Towards Touch-Free Spaces: Sensors, Software and the Automatic Production of Shared Public Toilets by Martin Dodge and Rob Kitchin is an essential read for anyone interested in how software-enabled technologies have implications at various spatial levels. In this case, it's about touching things with hands (pressing of buttons, pulling of handles, flicking switches, twisting selector dials), a relevant situation to understand the "nature of the recent automatic production of touch-free spatiality".

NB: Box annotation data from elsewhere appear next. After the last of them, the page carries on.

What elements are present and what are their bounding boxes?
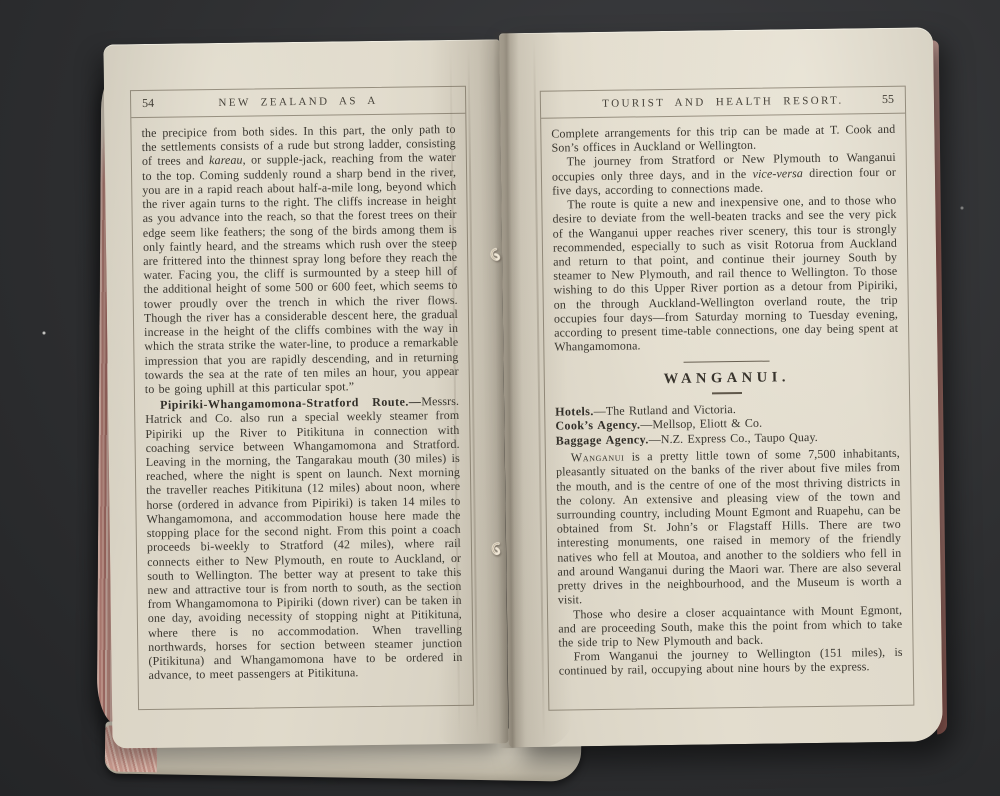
paragraph-town-description: Wanganui is a pretty little town of some… [556,446,902,607]
photo-background: 54 NEW ZEALAND AS A the precipice from b… [0,0,1000,796]
paragraph-wellington-rail: From Wanganui the journey to Wellington … [559,645,903,678]
left-page: 54 NEW ZEALAND AS A the precipice from b… [103,39,508,748]
paragraph-route: Pipiriki-Whangamomona-Stratford Route.—M… [145,394,463,682]
left-page-body: the precipice from both sides. In this p… [131,114,473,709]
paragraph-river-description: the precipice from both sides. In this p… [141,122,459,396]
right-page-body: Complete arrangements for this trip can … [541,114,913,710]
section-heading-wanganui: WANGANUI. [555,367,899,389]
info-value: —The Rutland and Victoria. [594,402,736,418]
text-run: Messrs. Hatrick and Co. also run a speci… [145,394,462,682]
info-label: Baggage Agency. [556,433,649,448]
right-running-title: TOURIST AND HEALTH RESORT. [602,95,844,110]
right-page-number: 55 [882,92,894,107]
paragraph-route-description: The route is quite a new and inexpensive… [552,193,898,354]
paragraph-egmont: Those who desire a closer acquaintance w… [558,602,903,649]
heading-underline-rule [712,391,742,393]
left-page-header: 54 NEW ZEALAND AS A [131,87,465,118]
left-page-frame: 54 NEW ZEALAND AS A the precipice from b… [130,86,474,710]
binding-stitch-icon [487,246,505,266]
left-page-number: 54 [142,96,154,111]
smallcaps-lead: Wanganui [571,450,625,465]
section-divider-rule [684,360,770,362]
paragraph-journey: The journey from Stratford or New Plymou… [552,150,897,197]
info-label: Cook’s Agency. [555,418,640,433]
italic-term: kareau [209,153,243,167]
text-run: , or supple-jack, reaching from the wate… [142,150,459,396]
info-value: —N.Z. Express Co., Taupo Quay. [649,430,818,446]
info-label: Hotels. [555,404,594,419]
italic-term: vice-versa [753,166,804,181]
text-run: is a pretty little town of some 7,500 in… [556,446,902,607]
right-page-header: TOURIST AND HEALTH RESORT. 55 [541,87,905,119]
right-page-frame: TOURIST AND HEALTH RESORT. 55 Complete a… [540,86,915,711]
right-page: TOURIST AND HEALTH RESORT. 55 Complete a… [499,27,943,747]
left-running-title: NEW ZEALAND AS A [218,95,377,109]
open-book: 54 NEW ZEALAND AS A the precipice from b… [97,24,948,771]
info-value: —Mellsop, Eliott & Co. [640,416,762,432]
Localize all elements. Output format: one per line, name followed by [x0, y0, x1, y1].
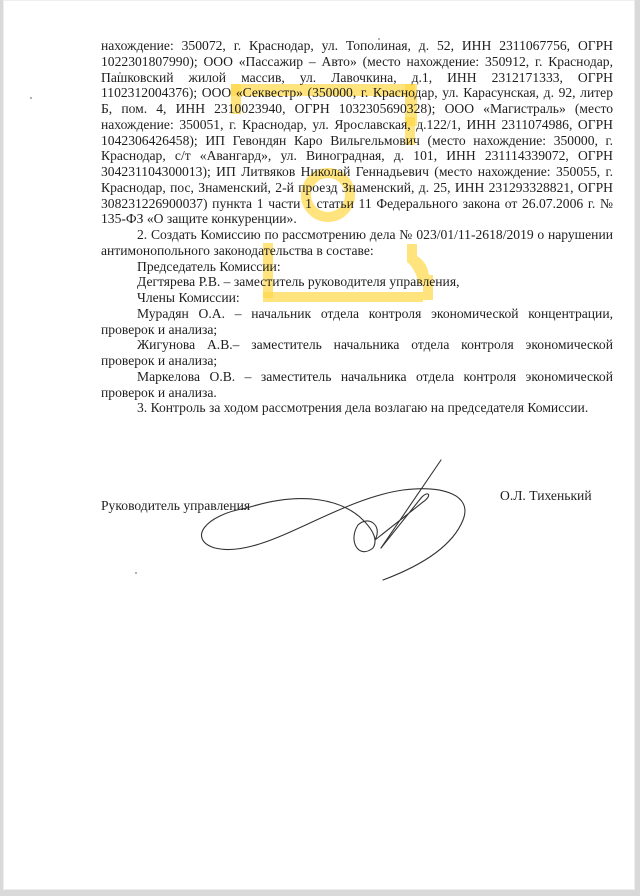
scan-speck — [135, 572, 137, 574]
scan-speck — [378, 38, 380, 40]
scan-speck — [119, 72, 121, 74]
handwritten-signature-icon — [3, 0, 635, 890]
scan-speck — [30, 97, 32, 99]
document-page: нахождение: 350072, г. Краснодар, ул. То… — [3, 0, 635, 890]
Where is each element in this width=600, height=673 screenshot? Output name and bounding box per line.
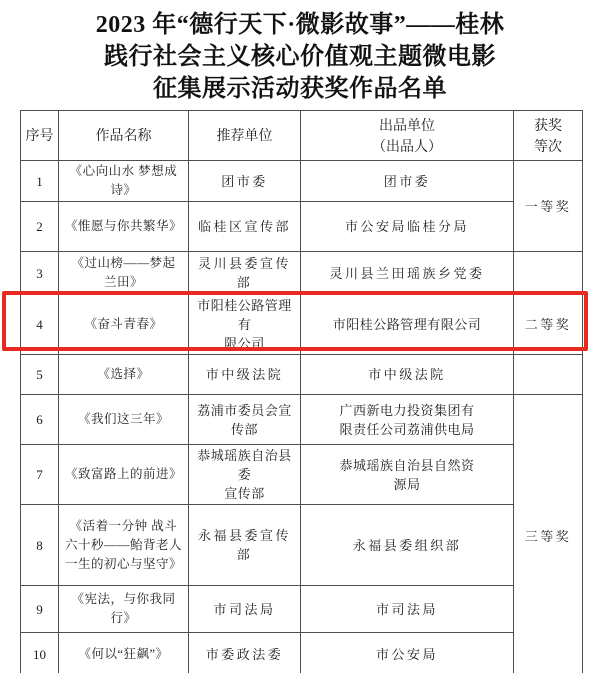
document-page: 2023 年“德行天下·微影故事”——桂林 践行社会主义核心价值观主题微电影 征… <box>0 0 600 673</box>
table-row: 10 《何以“狂飙”》 市委政法委 市公安局 <box>21 633 583 673</box>
producer-cell: 团市委 <box>301 161 514 202</box>
table-row: 9 《宪法，与你我同行》 市司法局 市司法局 <box>21 586 583 633</box>
producer-cell: 市阳桂公路管理有限公司 <box>301 295 514 355</box>
table-header-row: 序号 作品名称 推荐单位 出品单位 （出品人） 获奖 等次 <box>21 111 583 161</box>
producer-cell: 恭城瑶族自治县自然资 源局 <box>301 445 514 505</box>
work-title-cell: 《惟愿与你共繁华》 <box>59 202 189 252</box>
award-cell-empty <box>514 252 583 295</box>
work-title-cell: 《我们这三年》 <box>59 395 189 445</box>
title-line-3: 征集展示活动获奖作品名单 <box>0 73 600 105</box>
recommender-cell: 荔浦市委员会宣 传部 <box>189 395 301 445</box>
index-cell: 4 <box>21 295 59 355</box>
recommender-cell: 灵川县委宣传部 <box>189 252 301 295</box>
producer-cell: 市公安局 <box>301 633 514 673</box>
producer-cell: 市中级法院 <box>301 355 514 395</box>
title-line-2: 践行社会主义核心价值观主题微电影 <box>0 41 600 73</box>
table-row: 2 《惟愿与你共繁华》 临桂区宣传部 市公安局临桂分局 <box>21 202 583 252</box>
index-cell: 8 <box>21 505 59 586</box>
index-cell: 10 <box>21 633 59 673</box>
recommender-cell: 市中级法院 <box>189 355 301 395</box>
index-cell: 6 <box>21 395 59 445</box>
award-cell-empty <box>514 355 583 395</box>
producer-cell: 市司法局 <box>301 586 514 633</box>
col-header-work: 作品名称 <box>59 111 189 161</box>
work-title-cell: 《何以“狂飙”》 <box>59 633 189 673</box>
col-header-producer: 出品单位 （出品人） <box>301 111 514 161</box>
title-line-1: 2023 年“德行天下·微影故事”——桂林 <box>0 9 600 41</box>
col-header-award: 获奖 等次 <box>514 111 583 161</box>
recommender-cell: 市阳桂公路管理有 限公司 <box>189 295 301 355</box>
recommender-cell: 永福县委宣传部 <box>189 505 301 586</box>
index-cell: 7 <box>21 445 59 505</box>
producer-cell: 市公安局临桂分局 <box>301 202 514 252</box>
index-cell: 3 <box>21 252 59 295</box>
work-title-cell: 《宪法，与你我同行》 <box>59 586 189 633</box>
col-header-recommender: 推荐单位 <box>189 111 301 161</box>
award-results-table: 序号 作品名称 推荐单位 出品单位 （出品人） 获奖 等次 1 《心向山水 梦想… <box>20 110 583 673</box>
recommender-cell: 市司法局 <box>189 586 301 633</box>
index-cell: 2 <box>21 202 59 252</box>
recommender-cell: 团市委 <box>189 161 301 202</box>
table-row: 3 《过山榜——梦起 兰田》 灵川县委宣传部 灵川县兰田瑶族乡党委 <box>21 252 583 295</box>
work-title-cell: 《致富路上的前进》 <box>59 445 189 505</box>
table-row: 6 《我们这三年》 荔浦市委员会宣 传部 广西新电力投资集团有 限责任公司荔浦供… <box>21 395 583 445</box>
work-title-cell: 《活着一分钟 战斗 六十秒——鲐背老人 一生的初心与坚守》 <box>59 505 189 586</box>
table-row: 5 《选择》 市中级法院 市中级法院 <box>21 355 583 395</box>
award-cell-second-prize: 二等奖 <box>514 295 583 355</box>
recommender-cell: 临桂区宣传部 <box>189 202 301 252</box>
producer-cell: 广西新电力投资集团有 限责任公司荔浦供电局 <box>301 395 514 445</box>
table-row: 7 《致富路上的前进》 恭城瑶族自治县委 宣传部 恭城瑶族自治县自然资 源局 <box>21 445 583 505</box>
producer-cell: 灵川县兰田瑶族乡党委 <box>301 252 514 295</box>
producer-cell: 永福县委组织部 <box>301 505 514 586</box>
index-cell: 5 <box>21 355 59 395</box>
table-row-highlighted: 4 《奋斗青春》 市阳桂公路管理有 限公司 市阳桂公路管理有限公司 二等奖 <box>21 295 583 355</box>
work-title-cell: 《心向山水 梦想成诗》 <box>59 161 189 202</box>
document-title: 2023 年“德行天下·微影故事”——桂林 践行社会主义核心价值观主题微电影 征… <box>0 0 600 105</box>
work-title-cell: 《选择》 <box>59 355 189 395</box>
award-cell-first-prize: 一等奖 <box>514 161 583 252</box>
index-cell: 1 <box>21 161 59 202</box>
work-title-cell: 《过山榜——梦起 兰田》 <box>59 252 189 295</box>
index-cell: 9 <box>21 586 59 633</box>
award-cell-third-prize: 三等奖 <box>514 395 583 673</box>
table-row: 8 《活着一分钟 战斗 六十秒——鲐背老人 一生的初心与坚守》 永福县委宣传部 … <box>21 505 583 586</box>
table-row: 1 《心向山水 梦想成诗》 团市委 团市委 一等奖 <box>21 161 583 202</box>
col-header-index: 序号 <box>21 111 59 161</box>
recommender-cell: 恭城瑶族自治县委 宣传部 <box>189 445 301 505</box>
work-title-cell: 《奋斗青春》 <box>59 295 189 355</box>
recommender-cell: 市委政法委 <box>189 633 301 673</box>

(Toilet interface in Geneva)
Some excerpts that fascinated me:
"in spite of the hype and some potential benefits from touch-free technologies for enhanced convenience and hygiene, their real world implementation is always imperfect. The incomplete deployment of sensors and software across the sequence of activities (including opening doors) means that toileting as a whole can never be rendered fully touch-free and the bathroom fails to become a completely automated code/space. (...) Touch-free technology is almost always implemented partially, and also partial in different ways, which can make for user frustration as one is uncertain about how bits of an unfamiliar bathroom are meant to work: ‘so where do I wave my hands to get some soap?’. (...) The danger is then that toileting is set to become an over-determined activity. Attempting to make avowedly simple activities touch-free with digital sensors and software algorithms is simply unnecessary it could be argued, and an excess of automation in the bathroom could be critiqued as an example of disciplining the body through ‘technological paternalism’ "
Why do I blog this? Being interested in the usage of digital technologies in various places as well as the implications of automation, this is a good example of how to explore a specific locus of interaction.